Que comprend le projet de campus de la yeshiva « Or Samayah » à Jérusalem ?
Le plan approuvé prévoit la construction d’un bâtiment de 11 étages (8 au-dessus du sol et 3 en sous-sol) sur un terrain d’environ 5 dunams (environ 5 000 mètres carrés) à l’entrée sud du quartier, en face de la mosquée de Sheikh Jarrah. Le bâtiment servira de campus principal à la yeshiva ultra-orthodoxe « Or Samayah », dont le site principal actuel se trouve dans le quartier de Ma’alot Dafna à Jérusalem. Le projet comprendra des dortoirs pour des centaines d’étudiants, dont beaucoup viennent de l’étranger, ainsi que des logements pour le personnel.
Le plan a été soumis pour la première fois à la commission locale en 2014 et approuvé pour dépôt, mais il a été retardé pendant de nombreuses années en raison d’objections, de pressions politiques et diplomatiques et de procédures judiciaires. Le terrain a été exproprié par l’État d’Israël il y a environ 30 ans à des fins publiques, puis attribué en 2007 à l’association « Or Samayah » par l’Autorité foncière d’Israël et la municipalité de Jérusalem sans appel d’offres public. La municipalité a elle-même rejoint le projet en tant que promotrice.
Les partisans affirment qu’il s’agit d’une institution éducative légitime sur un terrain public destiné à cet usage. Selon eux, le plan respecte les exigences d’urbanisme et ne diffère pas d’autres établissements éducatifs à Jérusalem. Ils soutiennent également que les objections sont principalement politiques et non fondées sur des considérations d’urbanisme.
Les opposants affirment que le quartier de Sheikh Jarrah, à Jérusalem-Est, est l’un des points les plus sensibles du conflit israélo-palestinien depuis des décennies, en raison de litiges juridiques sur la propriété des maisons, de l’activité de colonisation et des accusations de modification du caractère du quartier. À leurs yeux, le projet de construction d’un grand complexe de yeshiva « Or Samayah » est devenu un symbole de ce conflit.
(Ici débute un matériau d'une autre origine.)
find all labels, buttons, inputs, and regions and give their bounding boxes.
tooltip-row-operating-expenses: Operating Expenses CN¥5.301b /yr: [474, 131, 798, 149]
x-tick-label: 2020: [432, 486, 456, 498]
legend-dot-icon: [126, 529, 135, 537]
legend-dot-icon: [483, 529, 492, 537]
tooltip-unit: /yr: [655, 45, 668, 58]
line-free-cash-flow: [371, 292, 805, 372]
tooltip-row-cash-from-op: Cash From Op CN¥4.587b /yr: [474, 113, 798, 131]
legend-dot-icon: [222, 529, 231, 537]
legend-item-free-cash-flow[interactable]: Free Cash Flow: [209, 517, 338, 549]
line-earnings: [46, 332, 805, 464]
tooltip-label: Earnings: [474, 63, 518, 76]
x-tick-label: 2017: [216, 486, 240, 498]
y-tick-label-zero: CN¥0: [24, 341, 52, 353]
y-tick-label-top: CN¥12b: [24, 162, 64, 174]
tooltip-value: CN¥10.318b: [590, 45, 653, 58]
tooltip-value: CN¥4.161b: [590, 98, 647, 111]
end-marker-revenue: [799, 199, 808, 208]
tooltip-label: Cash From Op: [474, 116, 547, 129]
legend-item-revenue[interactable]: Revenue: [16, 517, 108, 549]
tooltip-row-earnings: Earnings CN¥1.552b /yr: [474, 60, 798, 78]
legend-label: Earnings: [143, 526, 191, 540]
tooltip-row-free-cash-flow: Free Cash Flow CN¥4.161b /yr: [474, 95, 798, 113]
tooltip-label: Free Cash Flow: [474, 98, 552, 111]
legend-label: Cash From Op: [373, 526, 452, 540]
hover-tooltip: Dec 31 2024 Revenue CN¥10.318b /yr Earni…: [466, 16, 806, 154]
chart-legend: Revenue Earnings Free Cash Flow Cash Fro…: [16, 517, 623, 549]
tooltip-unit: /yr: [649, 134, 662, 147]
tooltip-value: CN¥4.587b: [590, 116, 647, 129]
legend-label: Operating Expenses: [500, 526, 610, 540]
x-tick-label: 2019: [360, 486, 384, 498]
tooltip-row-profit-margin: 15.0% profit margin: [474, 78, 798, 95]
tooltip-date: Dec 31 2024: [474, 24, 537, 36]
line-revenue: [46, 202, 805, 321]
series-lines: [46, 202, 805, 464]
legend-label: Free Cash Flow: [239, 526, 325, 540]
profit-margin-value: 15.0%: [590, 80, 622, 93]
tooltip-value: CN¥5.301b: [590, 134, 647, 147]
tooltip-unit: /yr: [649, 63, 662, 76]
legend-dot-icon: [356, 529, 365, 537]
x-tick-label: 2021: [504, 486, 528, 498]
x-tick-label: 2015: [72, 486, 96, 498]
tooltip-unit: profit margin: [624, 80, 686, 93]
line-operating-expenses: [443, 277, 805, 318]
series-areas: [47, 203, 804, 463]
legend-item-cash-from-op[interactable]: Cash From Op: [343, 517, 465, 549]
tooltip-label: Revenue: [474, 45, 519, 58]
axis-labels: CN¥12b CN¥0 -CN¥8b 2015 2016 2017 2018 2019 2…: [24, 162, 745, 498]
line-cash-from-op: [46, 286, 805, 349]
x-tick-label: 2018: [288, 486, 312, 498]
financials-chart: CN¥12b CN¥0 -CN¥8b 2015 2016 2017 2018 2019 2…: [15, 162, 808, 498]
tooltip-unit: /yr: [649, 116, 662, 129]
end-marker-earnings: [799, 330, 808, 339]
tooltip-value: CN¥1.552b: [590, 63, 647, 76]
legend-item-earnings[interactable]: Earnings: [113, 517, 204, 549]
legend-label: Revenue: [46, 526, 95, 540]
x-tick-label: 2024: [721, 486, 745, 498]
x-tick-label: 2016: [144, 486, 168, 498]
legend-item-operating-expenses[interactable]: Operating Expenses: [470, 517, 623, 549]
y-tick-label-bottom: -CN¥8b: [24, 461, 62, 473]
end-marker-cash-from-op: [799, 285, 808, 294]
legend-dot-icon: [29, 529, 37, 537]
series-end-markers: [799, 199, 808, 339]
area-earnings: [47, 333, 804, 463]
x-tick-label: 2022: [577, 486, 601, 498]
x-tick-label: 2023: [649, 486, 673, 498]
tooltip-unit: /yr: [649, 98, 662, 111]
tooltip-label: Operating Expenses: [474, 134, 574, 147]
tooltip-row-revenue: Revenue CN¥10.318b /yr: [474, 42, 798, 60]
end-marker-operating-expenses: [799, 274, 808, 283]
Ils estiment que le projet constitue une « prise de contrôle » de terres publiques expropriées aux Palestiniens, ainsi que des changements démographiques et géographiques dans un quartier palestinien historique.
Pourquoi le quartier de Sheikh Jarrah à Jérusalem est-il considéré comme sensible ?
Sheikh Jarrah a été le premier quartier palestinien construit à Jérusalem en dehors des murs de la vieille ville. Outre la mosquée locale, située à environ 20 mètres du site prévu, le quartier comprend également, à quelques centaines de mètres, deux bâtiments palestiniens considérés comme des institutions nationales : l’Orient House, ancien siège de l’OLP, et le théâtre Al-Hakawati – le théâtre national palestinien. Les deux bâtiments sont aujourd’hui vides après avoir été fermés par les autorités israéliennes en raison d’activités gouvernementales non autorisées au nom de l’Autorité palestinienne à Jérusalem, ce qui est interdit par les accords d’Oslo. Le quartier abrite également, à proximité du site prévu, plusieurs consulats étrangers de pays qui ne reconnaissent pas Jérusalem comme capitale d’Israël.